In late 1979, Rick moved from the Washington D.C. area and began performing in an original rock band near Woodstock, New York, named “Vision” with Stan Whitaker. The band – signed to a production deal by Eddie Kramer (Hendrix/Zeppelin) was unable to secure a recording contract. After an unsuccessful showcase for a number of labels, Rick lost interest and resigned from the project as he watched the band deteriorate into a cover band. Rick went on to produce and engineer several recording ventures – including a project with former Happy the Man singer Dan Owen. He also demoed another project which was signed to Atlantic Records. In early 1985, after an extended production stint in San Francisco – Rick moved back to upstate New York and took a job managing a noted recording studio. However, he soon realized it wasn’t for him – and he moved closer to New York City to pursue other interests.
Later that year, Rick began outfitting his project studio and for a couple of years became a road warrior, working as a “live” sound engineer and road manager for several rock and dance projects based in New York, Connecticut and Miami. However, disenchanted with his production career and growing tired of all the travel – Rick began pursuing artist management and business management for some of his friends and some ex-band mates. In 1986 Rick linked up with Lawrence Blau & Associates, and decided to focus entirely on business management. They began marketing their services to the industry and landed a small but diverse stable of music companies, bands and solo artists. Rick worked his way up to partner in 1990. However, in 1994 Rick decided to pursue his own business and eventually established the Indie Financial network so he could devote a portion of his time exclusively to his music business clients and their diverse activities.
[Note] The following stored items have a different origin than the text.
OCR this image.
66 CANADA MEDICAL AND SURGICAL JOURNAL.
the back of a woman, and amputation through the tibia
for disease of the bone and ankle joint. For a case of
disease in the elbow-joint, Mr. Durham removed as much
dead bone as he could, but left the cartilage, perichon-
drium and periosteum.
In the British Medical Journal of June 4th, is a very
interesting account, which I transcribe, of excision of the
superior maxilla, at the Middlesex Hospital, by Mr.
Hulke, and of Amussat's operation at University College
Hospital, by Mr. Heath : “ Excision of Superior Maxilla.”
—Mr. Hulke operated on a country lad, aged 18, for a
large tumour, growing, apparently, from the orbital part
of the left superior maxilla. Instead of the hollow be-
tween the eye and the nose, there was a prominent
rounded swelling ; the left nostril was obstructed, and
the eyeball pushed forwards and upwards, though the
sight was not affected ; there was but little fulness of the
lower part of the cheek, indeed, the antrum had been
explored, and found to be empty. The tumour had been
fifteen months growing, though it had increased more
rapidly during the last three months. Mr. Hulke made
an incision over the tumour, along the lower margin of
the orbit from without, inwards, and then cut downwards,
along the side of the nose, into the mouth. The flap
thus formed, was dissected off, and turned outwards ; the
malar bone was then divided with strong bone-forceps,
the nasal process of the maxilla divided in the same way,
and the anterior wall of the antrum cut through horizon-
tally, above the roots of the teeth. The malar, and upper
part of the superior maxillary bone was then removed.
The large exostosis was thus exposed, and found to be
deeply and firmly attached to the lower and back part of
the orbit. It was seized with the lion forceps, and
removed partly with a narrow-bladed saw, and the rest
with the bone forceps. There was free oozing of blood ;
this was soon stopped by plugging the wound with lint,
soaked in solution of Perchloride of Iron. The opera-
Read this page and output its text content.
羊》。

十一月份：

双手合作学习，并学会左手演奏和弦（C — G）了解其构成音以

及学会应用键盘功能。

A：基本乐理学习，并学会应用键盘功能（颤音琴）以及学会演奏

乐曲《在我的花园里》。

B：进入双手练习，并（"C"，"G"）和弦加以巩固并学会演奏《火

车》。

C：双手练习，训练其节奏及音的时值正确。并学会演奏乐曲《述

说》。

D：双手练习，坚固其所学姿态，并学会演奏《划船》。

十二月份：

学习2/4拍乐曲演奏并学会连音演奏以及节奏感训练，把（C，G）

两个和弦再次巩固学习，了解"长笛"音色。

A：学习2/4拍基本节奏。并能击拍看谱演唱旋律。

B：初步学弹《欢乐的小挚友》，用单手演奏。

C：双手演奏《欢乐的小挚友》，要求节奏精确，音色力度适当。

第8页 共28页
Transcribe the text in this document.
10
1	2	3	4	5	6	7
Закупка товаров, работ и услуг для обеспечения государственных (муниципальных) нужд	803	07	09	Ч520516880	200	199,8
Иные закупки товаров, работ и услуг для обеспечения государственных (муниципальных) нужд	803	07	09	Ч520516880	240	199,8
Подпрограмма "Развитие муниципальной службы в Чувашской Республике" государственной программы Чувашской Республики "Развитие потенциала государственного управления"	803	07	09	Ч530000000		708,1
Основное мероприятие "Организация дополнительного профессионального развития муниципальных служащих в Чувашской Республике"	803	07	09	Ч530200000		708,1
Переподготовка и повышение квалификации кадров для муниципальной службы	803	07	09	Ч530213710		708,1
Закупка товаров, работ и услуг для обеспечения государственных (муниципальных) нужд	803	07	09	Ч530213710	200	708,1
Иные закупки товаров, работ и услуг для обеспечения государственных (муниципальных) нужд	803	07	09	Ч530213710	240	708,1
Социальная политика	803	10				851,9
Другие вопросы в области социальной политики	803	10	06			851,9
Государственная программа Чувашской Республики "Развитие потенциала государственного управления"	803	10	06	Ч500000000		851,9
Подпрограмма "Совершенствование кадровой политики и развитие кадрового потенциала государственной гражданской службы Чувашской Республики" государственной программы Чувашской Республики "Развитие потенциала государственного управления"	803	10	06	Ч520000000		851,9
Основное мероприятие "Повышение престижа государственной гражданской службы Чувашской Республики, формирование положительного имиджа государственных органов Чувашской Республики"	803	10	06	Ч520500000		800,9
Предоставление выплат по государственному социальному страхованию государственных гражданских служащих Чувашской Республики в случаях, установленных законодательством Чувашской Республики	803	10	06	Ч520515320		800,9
Since a Happy the Man reunion seemed unlikely, Rick recruited Ron and Stan in the late ’90’s to play on a project he produced by composer/pianist/floral artist Leah Waybright called “Beauty Gone Wild.” However, much to his delight, in 1999, Happy the Man did reunite for a headlining show at Nearfest which led to a new disc and more “live” dates. But keeping the fire burning proved to be far too difficult – there was too much distance and disagreement between the members – and the capital needed to jump-start the venture properly – simply wasn’t available.
Since the end of 2013 Rick has become a featured writer for “More Sugar” – New York’s outstanding and comprehensive monthly entertainment paper. After a break, Rick finally has his home studio upgraded, re-assembled and ready to rock. He is currently getting his feet wet on a few tunes – tunes he just has to get out of his head. No promises, but some of Rick’s and more of Leah’s music could be forthcoming.